LangChain RecursiveCharacterTextSplitter - Split by Tokens instead of Characters
The LangChain RecursiveCharacterTextSplitter is a tool that allows you to split text on predefined characters that are considered as a potential division points. By default, the size of the chunk is in characters but by using
from_tiktoken_encoder() method you can easily split to achieve given size of the chunk in tokens instead of characters.
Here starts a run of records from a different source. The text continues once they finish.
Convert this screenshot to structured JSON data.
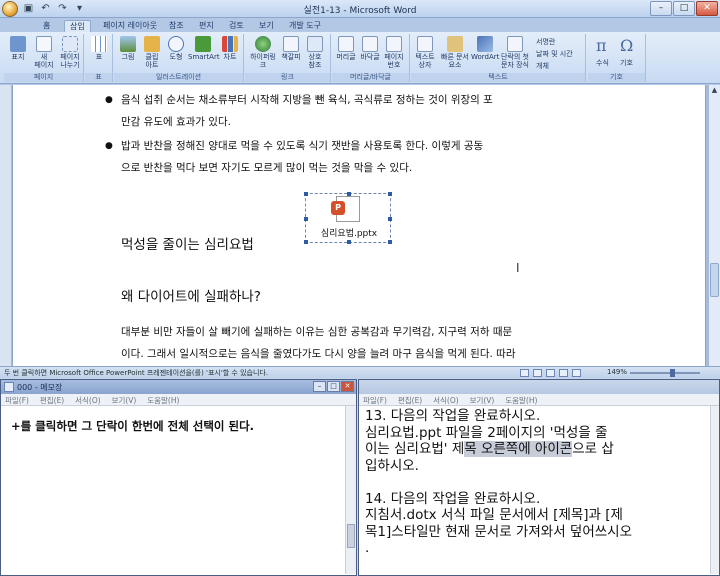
{
  "word": {
    "title": "실전1-13 - Microsoft Word",
    "tabs": [
      "홈",
      "삽입",
      "페이지 레이아웃",
      "참조",
      "편지",
      "검토",
      "보기",
      "개발 도구"
    ],
    "active_tab": "삽입",
    "ribbon": {
      "groups": [
        {
          "label": "페이지",
          "buttons": [
            "표지",
            "새\n페이지",
            "페이지\n나누기"
          ]
        },
        {
          "label": "표",
          "buttons": [
            "표"
          ]
        },
        {
          "label": "일러스트레이션",
          "buttons": [
            "그림",
            "클립\n아트",
            "도형",
            "SmartArt",
            "차트"
          ]
        },
        {
          "label": "링크",
          "buttons": [
            "하이퍼링크",
            "책갈피",
            "상호\n참조"
          ]
        },
        {
          "label": "머리글/바닥글",
          "buttons": [
            "머리글",
            "바닥글",
            "페이지\n번호"
          ]
        },
        {
          "label": "텍스트",
          "buttons": [
            "텍스트\n상자",
            "빠른 문서\n요소",
            "WordArt",
            "단락의 첫\n문자 장식"
          ]
        },
        {
          "label": "기호",
          "buttons": [
            "수식",
            "기호"
          ]
        }
      ],
      "small": [
        "서명란",
        "날짜 및 시간",
        "개체"
      ]
    },
    "document": {
      "bullets": [
        [
          "음식 섭취 순서는 채소류부터 시작해 지방을 뺀 육식, 곡식류로 정하는 것이 위장의 포",
          "만감 유도에 효과가 있다."
        ],
        [
          "밥과 반찬을 정해진 양대로 먹을 수 있도록 식기 잿반을 사용토록 한다. 이렇게 공동",
          "으로 반찬을 먹다 보면 자기도 모르게 많이 먹는 것을 막을 수 있다."
        ]
      ],
      "embedded_object": "심리요법.pptx",
      "heading1": "먹성을 줄이는 심리요법",
      "heading2": "왜 다이어트에 실패하나?",
      "para": [
        "대부분 비만 자들이 살 빼기에 실패하는 이유는 심한 공복감과 무기력감, 지구력 저하 때문",
        "이다. 그래서 일시적으로는 음식을 줄였다가도 다시 양을 늘려 마구 음식을 먹게 된다. 따라"
      ]
    },
    "status": "두 번 클릭하면 Microsoft Office PowerPoint 프레젠테이션을(를) '표시'할 수 있습니다.",
    "zoom": "149%"
  },
  "notepad1": {
    "title": "000 - 메모장",
    "menu": [
      "파일(F)",
      "편집(E)",
      "서식(O)",
      "보기(V)",
      "도움말(H)"
    ],
    "text": "+를 클릭하면 그 단락이 한번에 전체 선택이 된다."
  },
  "notepad2": {
    "menu": [
      "파일(F)",
      "편집(E)",
      "서식(O)",
      "보기(V)",
      "도움말(H)"
    ],
    "lines": [
      "13. 다음의 작업을 완료하시오.",
      "   심리요법.ppt 파일을 2페이지의  '먹성을 줄",
      "이는 심리요법'  제",
      "목 오른쪽에 아이콘",
      "으로 삽",
      "입하시오.",
      "",
      "14. 다음의 작업을 완료하시오.",
      "   지침서.dotx 서식 파일 문서에서 [제목]과 [제",
      "목1]스타일만 현재 문서로 가져와서 덮어쓰시오",
      "."
    ]
  }
}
This is especially useful since LLMs have context limits expressed in tokens not in characters. This split can be useful in various natural language processing tasks, such as language modeling or text classification.
To use the RecursiveCharacterTextSplitter, follow these steps:
Import the required module:
from langchain.text_splitter import RecursiveCharacterTextSplitter
Set the desired chunk size (in tokens):
CHUNK_SIZE_TOKENS = 1_500
Instantiate the RecursiveCharacterTextSplitter using the
from_tiktoken_encodermethod and provide the chunk size and overlap values:
text_splitter = RecursiveCharacterTextSplitter.from_tiktoken_encoder( chunk_size=CHUNK_SIZE_TOKENS, chunk_overlap=0, )
- Once the text_splitter object is created, you can use the
create_documentsmethod to split your text into documents. Make sure to pass the text to be split as a parameter in a list format:
docs = text_splitter.create_documents([text])
For alternative solutions and further discussion, you can refer to the following GitHub issue: LangChain Issue #4678.